The Augusta School Board should be applauded for voting to provide reproductive health services to junior high and high school students starting next year, and for doing it the right way.
Working with Maine Family Planning, the schools will offer birth control prescriptions, condoms, pregnancy tests and other services, with parental consent.
Before the matter came before the board, the school correctly engaged the community. The school’s student services leadership team conducted focus groups with 30 parents and community members, 10 faculty members, 17 high school students and 18 junior high students.

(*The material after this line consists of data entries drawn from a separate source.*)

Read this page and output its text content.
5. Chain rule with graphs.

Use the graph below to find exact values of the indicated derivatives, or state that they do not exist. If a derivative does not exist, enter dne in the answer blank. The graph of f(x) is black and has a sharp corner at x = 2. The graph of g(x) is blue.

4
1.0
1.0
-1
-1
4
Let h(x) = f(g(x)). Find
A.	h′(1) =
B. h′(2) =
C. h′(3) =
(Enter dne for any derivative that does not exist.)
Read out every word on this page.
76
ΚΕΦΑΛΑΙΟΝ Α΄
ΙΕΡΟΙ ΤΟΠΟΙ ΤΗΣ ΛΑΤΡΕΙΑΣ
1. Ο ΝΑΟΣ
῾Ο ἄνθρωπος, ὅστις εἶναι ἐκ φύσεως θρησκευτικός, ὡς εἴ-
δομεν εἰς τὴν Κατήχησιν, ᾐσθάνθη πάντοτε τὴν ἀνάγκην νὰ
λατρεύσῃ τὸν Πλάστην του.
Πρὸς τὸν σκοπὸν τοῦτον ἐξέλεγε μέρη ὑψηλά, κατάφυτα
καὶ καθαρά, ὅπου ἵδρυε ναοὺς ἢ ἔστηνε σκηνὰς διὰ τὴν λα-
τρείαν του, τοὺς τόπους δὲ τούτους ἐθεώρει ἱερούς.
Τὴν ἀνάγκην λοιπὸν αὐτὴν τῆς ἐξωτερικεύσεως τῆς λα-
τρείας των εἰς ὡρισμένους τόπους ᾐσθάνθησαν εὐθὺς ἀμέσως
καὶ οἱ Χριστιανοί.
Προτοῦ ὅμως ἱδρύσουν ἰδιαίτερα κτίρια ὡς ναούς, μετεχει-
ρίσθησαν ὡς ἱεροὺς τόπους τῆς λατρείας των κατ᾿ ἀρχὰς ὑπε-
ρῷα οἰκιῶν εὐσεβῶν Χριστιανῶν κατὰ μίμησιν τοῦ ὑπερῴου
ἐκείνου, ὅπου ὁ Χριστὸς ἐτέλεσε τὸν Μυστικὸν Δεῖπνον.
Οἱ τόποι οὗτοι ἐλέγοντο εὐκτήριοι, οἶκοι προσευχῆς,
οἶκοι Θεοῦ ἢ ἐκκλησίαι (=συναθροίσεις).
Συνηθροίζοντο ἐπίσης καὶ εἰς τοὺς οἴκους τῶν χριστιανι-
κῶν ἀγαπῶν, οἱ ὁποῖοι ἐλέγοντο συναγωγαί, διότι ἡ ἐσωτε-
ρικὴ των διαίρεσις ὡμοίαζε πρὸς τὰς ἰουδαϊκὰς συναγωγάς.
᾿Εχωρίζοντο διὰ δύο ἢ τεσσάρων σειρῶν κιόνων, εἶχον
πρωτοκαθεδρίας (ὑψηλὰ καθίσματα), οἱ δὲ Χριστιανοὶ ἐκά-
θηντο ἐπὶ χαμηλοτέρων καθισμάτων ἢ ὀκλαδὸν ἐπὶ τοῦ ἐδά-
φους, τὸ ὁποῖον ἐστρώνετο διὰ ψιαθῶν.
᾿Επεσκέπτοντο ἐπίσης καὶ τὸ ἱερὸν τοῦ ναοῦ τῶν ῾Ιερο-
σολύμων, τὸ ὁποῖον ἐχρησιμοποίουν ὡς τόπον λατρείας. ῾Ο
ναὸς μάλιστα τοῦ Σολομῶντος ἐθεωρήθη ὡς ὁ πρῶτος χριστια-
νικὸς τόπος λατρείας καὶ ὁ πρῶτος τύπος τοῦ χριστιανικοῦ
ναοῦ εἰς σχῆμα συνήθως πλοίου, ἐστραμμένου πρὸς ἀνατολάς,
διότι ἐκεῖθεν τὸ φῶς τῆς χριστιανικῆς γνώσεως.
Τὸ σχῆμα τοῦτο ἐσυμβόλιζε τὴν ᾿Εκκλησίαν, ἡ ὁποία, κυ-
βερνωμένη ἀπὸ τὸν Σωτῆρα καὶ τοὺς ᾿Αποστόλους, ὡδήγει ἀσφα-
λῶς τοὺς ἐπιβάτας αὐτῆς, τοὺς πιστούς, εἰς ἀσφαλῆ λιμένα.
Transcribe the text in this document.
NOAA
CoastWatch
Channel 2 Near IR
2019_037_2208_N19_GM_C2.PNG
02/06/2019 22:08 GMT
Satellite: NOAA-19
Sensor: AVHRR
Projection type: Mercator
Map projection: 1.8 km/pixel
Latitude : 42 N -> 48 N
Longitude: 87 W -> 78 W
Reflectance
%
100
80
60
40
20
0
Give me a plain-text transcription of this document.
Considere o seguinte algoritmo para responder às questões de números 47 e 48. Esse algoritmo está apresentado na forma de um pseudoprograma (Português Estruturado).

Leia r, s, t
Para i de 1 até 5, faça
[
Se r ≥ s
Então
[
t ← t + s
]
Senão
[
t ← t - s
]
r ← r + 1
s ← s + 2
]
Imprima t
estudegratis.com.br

The concerns raised in that process — including financial barriers and counseling for students — will be addressed as the plan is implemented, and an informational meeting for parents will be held before the start of next school year.
That kind of openness with the community will help the program succeed. Above all, parents need to trust the school to deal sensitively with what can be a divisive issue.
The board ultimately voted 7-1 in favor of the plan, and research backs it up.
The United States has the highest rates of teen pregnancy and sexually transmitted infections among developed countries. Maine’s teen pregnancy rate is higher than the national average, and Augusta’s rate — 67.9 out of every 1,000 teens from 2006 to 2010 — ranks among the highest in the state.
A study by Washington University is just the most recent to show that access to free birth control reduces unplanned teen pregnancy and abortion rates.
A study through the same group, called the Contraceptive Choice Project, showed that the distribution of free contraception does not increase sexual activity, a common argument against school reproductive health programs.
At the same time, research shows a correlation between abstinence-only education in schools and higher teenage pregnancy and birth rates. The less teens know about sex, the more likely they are to get pregnant or get an infection.
After the Augusta schools program is in place, the board should revisit the issue of parental consent.
It is an emotional topic, no doubt. But teenagers have privacy rights, too, as well as the right to proven reproductive health methods.
School-based programs — which, again, are proven to reduce pregnancy and STI rates, and to have no impact on sexual promiscuity — are most valuable to teenagers who encounter objections at home.
When the time comes, Augusta schools can tackle that issue, too, in the same open way they’ve handled this one so far.